The Daily Gamecock

Opinion: SC gay marriage bill does not follow Carolinian Creed

When freshmen first step on campus for orientation, we are taught that the Carolina Creed is like the Force. It surrounds us, binds us and holds our campus together. Nothing emphasized this point more than when President Pastides and Student Body President Lordo made a stand against the racist posters put up on the first day of class, citing the Carolina Creed’s promise to fight discrimination to rousing applause. 

However, a recent bill put before the South Carolina House of Representatives next-door at the Statehouse does not fall in step with the principles of USC.

House Bill 4949 is a bill that seeks to redefine marriage in South Carolina. It claims any marriage aside from monogamous, heterosexual marriage is “parody marriage” and should not be recognized by the state. Interestingly enough, all of the bill’s sponsors are white men from red districts in the Upstate, including Representative Rick Martin, who terminated his sponsorship days after the bill was submitted for reasons unknown. 
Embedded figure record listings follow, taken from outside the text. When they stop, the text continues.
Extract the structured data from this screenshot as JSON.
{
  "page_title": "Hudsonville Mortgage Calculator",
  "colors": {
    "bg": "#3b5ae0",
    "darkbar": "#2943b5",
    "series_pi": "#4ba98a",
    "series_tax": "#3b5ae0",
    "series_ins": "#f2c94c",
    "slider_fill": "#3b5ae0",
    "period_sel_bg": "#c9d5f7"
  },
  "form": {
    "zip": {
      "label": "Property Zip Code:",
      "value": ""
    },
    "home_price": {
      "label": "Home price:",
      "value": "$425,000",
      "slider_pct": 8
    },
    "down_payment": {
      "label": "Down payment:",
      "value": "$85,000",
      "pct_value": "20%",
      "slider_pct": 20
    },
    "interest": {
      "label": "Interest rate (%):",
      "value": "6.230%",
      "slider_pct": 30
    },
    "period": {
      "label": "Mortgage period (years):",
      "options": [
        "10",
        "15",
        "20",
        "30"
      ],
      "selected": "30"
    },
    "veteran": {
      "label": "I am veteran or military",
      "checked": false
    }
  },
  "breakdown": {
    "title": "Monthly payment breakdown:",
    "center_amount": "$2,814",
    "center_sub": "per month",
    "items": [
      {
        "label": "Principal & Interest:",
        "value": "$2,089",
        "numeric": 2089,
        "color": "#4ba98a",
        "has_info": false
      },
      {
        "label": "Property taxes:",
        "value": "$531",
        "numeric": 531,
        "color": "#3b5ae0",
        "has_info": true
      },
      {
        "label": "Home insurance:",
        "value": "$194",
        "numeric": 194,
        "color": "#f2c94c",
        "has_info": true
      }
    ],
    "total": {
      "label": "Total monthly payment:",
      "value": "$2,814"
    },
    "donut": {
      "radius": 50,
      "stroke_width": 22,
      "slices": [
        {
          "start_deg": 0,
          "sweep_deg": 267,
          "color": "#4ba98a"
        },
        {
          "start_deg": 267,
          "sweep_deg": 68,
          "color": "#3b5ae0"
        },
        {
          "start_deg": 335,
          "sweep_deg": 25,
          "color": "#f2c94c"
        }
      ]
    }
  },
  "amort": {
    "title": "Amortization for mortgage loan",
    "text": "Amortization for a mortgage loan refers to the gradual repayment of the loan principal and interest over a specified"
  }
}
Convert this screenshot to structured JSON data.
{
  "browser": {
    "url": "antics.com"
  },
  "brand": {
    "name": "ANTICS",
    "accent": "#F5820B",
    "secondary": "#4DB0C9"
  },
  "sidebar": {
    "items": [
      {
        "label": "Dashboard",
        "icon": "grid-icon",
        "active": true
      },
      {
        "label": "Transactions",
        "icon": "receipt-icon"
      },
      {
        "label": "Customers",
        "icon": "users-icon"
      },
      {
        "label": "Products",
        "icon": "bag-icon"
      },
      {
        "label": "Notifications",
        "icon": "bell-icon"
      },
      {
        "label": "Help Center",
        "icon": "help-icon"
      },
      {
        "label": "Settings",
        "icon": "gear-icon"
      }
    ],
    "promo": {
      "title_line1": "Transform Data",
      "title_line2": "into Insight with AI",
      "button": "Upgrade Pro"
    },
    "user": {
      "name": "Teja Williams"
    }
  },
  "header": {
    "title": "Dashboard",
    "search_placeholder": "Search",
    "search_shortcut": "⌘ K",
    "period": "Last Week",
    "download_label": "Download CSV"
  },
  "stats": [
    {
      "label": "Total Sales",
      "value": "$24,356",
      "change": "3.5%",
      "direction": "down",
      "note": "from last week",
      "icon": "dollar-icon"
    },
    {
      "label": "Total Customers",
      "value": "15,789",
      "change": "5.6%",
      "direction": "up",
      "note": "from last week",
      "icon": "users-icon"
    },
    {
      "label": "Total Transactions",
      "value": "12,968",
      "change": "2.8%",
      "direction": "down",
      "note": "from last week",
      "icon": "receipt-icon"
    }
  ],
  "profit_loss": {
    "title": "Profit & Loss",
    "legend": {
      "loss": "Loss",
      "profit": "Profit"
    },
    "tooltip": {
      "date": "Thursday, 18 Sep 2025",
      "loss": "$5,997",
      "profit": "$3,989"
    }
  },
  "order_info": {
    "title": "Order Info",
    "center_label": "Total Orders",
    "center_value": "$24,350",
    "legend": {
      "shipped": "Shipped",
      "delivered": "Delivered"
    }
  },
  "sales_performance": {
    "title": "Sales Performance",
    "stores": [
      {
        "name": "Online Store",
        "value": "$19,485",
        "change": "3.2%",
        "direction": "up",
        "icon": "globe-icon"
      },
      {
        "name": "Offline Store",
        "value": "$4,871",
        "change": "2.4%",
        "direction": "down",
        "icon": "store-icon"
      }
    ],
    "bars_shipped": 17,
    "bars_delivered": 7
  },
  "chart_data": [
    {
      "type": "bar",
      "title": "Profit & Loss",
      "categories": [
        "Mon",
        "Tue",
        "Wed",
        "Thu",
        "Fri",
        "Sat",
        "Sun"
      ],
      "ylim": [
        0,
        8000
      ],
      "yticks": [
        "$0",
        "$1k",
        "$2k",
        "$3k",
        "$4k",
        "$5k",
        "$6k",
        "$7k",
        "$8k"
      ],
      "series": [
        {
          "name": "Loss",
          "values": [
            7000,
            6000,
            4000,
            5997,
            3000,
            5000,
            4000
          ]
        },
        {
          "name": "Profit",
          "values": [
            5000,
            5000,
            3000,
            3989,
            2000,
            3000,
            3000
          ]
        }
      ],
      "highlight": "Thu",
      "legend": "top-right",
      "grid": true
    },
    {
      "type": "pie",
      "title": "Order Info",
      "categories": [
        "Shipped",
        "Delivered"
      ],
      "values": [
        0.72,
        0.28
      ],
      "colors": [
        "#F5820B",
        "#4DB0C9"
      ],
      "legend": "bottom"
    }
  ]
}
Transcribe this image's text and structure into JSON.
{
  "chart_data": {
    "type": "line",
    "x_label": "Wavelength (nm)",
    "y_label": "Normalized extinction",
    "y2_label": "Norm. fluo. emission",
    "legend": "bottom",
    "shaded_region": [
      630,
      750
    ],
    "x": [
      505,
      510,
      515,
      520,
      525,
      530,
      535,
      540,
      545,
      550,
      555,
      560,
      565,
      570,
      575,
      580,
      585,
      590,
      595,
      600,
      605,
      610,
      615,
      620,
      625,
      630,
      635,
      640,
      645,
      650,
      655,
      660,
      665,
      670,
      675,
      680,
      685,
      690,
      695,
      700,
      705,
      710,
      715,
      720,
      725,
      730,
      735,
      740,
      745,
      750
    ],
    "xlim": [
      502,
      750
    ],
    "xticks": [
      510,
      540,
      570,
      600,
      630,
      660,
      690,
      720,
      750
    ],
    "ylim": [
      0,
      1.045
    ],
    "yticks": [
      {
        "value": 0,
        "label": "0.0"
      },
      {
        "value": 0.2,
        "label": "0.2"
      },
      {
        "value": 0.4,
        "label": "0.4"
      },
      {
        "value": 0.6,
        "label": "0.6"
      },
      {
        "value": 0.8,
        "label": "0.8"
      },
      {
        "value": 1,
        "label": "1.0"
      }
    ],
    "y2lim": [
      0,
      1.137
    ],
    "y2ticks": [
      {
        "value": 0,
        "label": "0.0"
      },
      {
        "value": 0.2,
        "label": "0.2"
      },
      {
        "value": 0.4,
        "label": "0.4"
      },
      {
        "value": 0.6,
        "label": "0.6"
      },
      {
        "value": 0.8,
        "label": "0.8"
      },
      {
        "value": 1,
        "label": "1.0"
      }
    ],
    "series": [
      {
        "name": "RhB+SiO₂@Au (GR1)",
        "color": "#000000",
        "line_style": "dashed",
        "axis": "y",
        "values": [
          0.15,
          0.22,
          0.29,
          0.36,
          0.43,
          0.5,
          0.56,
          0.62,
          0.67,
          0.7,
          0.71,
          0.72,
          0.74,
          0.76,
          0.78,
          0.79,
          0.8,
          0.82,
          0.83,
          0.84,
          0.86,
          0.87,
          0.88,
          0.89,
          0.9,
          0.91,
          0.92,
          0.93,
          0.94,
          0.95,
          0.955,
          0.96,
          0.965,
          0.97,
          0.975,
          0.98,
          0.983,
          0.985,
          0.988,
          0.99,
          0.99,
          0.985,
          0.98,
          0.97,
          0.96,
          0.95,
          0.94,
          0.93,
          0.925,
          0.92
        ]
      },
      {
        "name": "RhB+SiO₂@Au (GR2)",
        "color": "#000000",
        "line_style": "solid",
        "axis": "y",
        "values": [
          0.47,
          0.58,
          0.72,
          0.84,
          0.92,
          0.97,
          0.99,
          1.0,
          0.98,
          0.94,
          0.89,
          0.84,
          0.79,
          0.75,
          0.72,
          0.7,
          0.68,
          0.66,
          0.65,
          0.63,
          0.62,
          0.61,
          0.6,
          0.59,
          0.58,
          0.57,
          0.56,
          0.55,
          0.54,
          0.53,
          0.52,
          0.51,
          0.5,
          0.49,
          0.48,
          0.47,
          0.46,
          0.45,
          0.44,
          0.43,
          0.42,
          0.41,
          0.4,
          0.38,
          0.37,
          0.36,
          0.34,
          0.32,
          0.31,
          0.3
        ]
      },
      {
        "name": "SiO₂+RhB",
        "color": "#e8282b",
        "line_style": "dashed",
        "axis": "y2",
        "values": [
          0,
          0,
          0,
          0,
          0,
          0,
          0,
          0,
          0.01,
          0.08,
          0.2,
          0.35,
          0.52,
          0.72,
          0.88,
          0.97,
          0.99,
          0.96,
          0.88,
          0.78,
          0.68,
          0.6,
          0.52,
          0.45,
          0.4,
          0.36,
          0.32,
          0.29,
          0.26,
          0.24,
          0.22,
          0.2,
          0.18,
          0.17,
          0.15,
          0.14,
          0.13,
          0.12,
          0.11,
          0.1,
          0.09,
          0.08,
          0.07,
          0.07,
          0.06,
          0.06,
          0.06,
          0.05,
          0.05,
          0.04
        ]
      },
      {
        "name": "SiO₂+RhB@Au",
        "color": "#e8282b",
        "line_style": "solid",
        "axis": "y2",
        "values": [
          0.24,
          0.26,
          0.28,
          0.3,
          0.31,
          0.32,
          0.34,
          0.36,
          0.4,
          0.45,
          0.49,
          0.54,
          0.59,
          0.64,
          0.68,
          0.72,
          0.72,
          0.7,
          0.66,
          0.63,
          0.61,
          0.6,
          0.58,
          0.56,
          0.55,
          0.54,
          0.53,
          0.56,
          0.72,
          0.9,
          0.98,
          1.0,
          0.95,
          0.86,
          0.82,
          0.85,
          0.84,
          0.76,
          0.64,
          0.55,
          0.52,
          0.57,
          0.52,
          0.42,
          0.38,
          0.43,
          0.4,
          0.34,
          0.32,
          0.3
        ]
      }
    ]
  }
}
One must wonder how their Republican ally Mark Sandford, who was censured by the House after visiting his mistress in Argentina and still serves as a representative from Charleston, feels about this legislative shaming from his own party.

The bill itself reads like the ramblings of your contrarian uncle over Thanksgiving dinner, calling secular humanism a religion and thereby using the Establishment Clause of the First Amendment to protect the state from “parody marriage.” In the ultimate display of a lack of self-awareness, the bill states that marriage between a man and a woman is secular while also defining anything other than heterosexual relationships as failing “to check out the human design,” implicitly suggesting a designer and therefore remaining religious.

It goes on to assert that “civilizations for millennia have defined marriage as a union between a man and a woman." Are we just going to forget how many wives Solomon had according to the Bible? Or in more recent terms, how Mormonism initially advocated for polygamy? Even if the writers of the bill were correct in their assumption, what other things have civilization done for generations that we now recognize as inherently wrong, like slavery or genocide? Should we bring those things back solely on the basis that they have been done for thousands of years? 

Several other highlights from this exquisite piece of legislation include the assertion that “parody marriages have never been a part of American tradition and heritage,” which is only factual because the writers of the bill made the concept up themselves. 

The bill also makes the reach of equivocating “parody marriage” with the “religion” of secular humanism, again boggling the mind with the idea that a secular ethos is a religion. It goes on to use the association in conjunction with Obergefell v. Hodges (2015), the Supreme Court case that legalized gay marriage, to repeat the tired rhetoric of oppression by a slim minority of people merely trying to attain their own civil rights. The authors of the bill even accuse secular humanists of attempting to infiltrate public schools and indoctrinate children. Overall, the bill presents itself as a condensed version of the arguments against gay marriage from the past few decades.

To be fair, the bill is still stuck in the House Committee on the Judiciary and, even if it escapes that, there is no way it would pass the House. However, the fact that a bill laced with such vile conspiratorial thinking was even introduced by representatives in our state is alarming to say the least. 

Even though the representatives that introduced the bill are immune to the votes of a large majority of the USC community, they all maintain Columbia offices with easily found phone numbers and email addresses and the Statehouse is only a short walk away from the Horseshoe. I would like to see a USC that not only holds its own students to the standards of the Carolina Creed, but also positively affects the surrounding community to fight back against these types of sentiments on all fronts.